Desde a semana passada, o Palácio Iguaçu colocou em prática uma verdadeira “blitzkrieg”—termo criado pelos nazistas para designar “guerra-relâmpago” – contra professores e servidores públicos em greve no Paraná.

O Blog do Esmael anotou que o governo Beto Richa iniciara guerra suja contra educadores nas redes sociais cuja intervenção no Facebook e grupos de WhatsApp objetivam cindir a categoria, semear a desconfiança, e disseminar informações falsas. Esse trabalho ciberterrorismo é coordenado pela “Tenda Digital”, uma organização clandestina que funciona nos bunkers do Palácio Iguaçu.

Paralelamente, o governo do estado divulgou no Portal Transparência “supersalários” de professores. Os profissionais do magistério contestaram os valores e fizeram “memes” na internet sobre o tema.
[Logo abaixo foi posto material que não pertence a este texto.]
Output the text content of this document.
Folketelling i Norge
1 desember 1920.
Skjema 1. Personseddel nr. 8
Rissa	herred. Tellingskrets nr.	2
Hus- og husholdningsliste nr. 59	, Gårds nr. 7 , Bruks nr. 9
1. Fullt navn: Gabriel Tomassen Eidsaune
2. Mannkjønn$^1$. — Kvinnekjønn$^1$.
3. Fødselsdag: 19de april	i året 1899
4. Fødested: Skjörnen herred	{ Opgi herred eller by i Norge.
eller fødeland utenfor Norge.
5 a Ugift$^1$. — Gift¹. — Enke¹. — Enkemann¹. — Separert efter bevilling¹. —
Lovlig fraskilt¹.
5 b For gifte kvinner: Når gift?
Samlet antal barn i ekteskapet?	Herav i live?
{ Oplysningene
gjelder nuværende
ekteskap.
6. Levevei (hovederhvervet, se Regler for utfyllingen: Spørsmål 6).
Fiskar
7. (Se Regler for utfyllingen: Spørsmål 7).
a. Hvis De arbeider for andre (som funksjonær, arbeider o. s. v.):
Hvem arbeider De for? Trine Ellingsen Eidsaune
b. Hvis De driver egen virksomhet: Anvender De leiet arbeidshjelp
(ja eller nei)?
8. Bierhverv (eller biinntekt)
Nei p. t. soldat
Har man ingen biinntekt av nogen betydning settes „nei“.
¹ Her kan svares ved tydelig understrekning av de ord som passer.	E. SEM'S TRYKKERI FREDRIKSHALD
Ato contínuo, o governo Richa foi ao Tribunal de Justiça do Paraná (TJPR) solicitar o bloqueio de R$ 1,24 milhão da conta da APP-Sindicato pelos dias parados na greve. A contraofensiva veio com a mesma intensidade: o deputado Requião Filho (PMDB), vice-líder da oposição, também anunciou ação pelo bloqueio de R$ 1,36 bilhão do tesouro estadual para o pagamento da data-base de 8,17%.

Você acha que a “blitzkrieg” acaba por aqui? Claro que não. Os diretores das 2,1 mil escolas vivem momentos de incrível assédio moral. Eles estão sendo enquadrados para que punam educadores em greve. Os que se recusarem ao papel de carrascos sofrem ameaça de processo administrativo e afastamento de cargo, embora todos eles tenham sido eleitos democraticamente pelo voto direto.

Além disso, o Palácio Iguaçu começou a distribuir novamente farta verba de propaganda para rádios e jornais no interior do estado, bem com emissoras de TV. O enredo é o mesmo: criminalizar a greve da educação.

A greve está fácil de resolver, segundo o deputado Professor Lemos (PT). Segundo ele, caiu no 1º quadrimestre o alerta de limite prudencial da Lei de Responsabilidade Fiscal (LRF). Ou seja, o governo está gastando menos com pessoal e isso possibilita a reposição dos 8,17%. “Basta vontade política”, opina o parlamentar.

O diabo é que Beto Richa parece preferir o cenário de terra arrasada tal qual a tática do Exército Vermelho na 2ª Guerra Mundial contra o exército alemão. Pretende minar a resistência dos educadores prolongando a greve em uma espécie de “perde-perde”.

Mas diferente dos russos que venceram os nazistas, o tucano não tem apoio popular. A rejeição do governador paranaense bateu na casa dos 100%.

Resumo da ópera: “A história se repete, a primeira vez como tragédia e a segunda como farsa” (Karl Marx, em O 18 Brumário de Luis Bonaparte).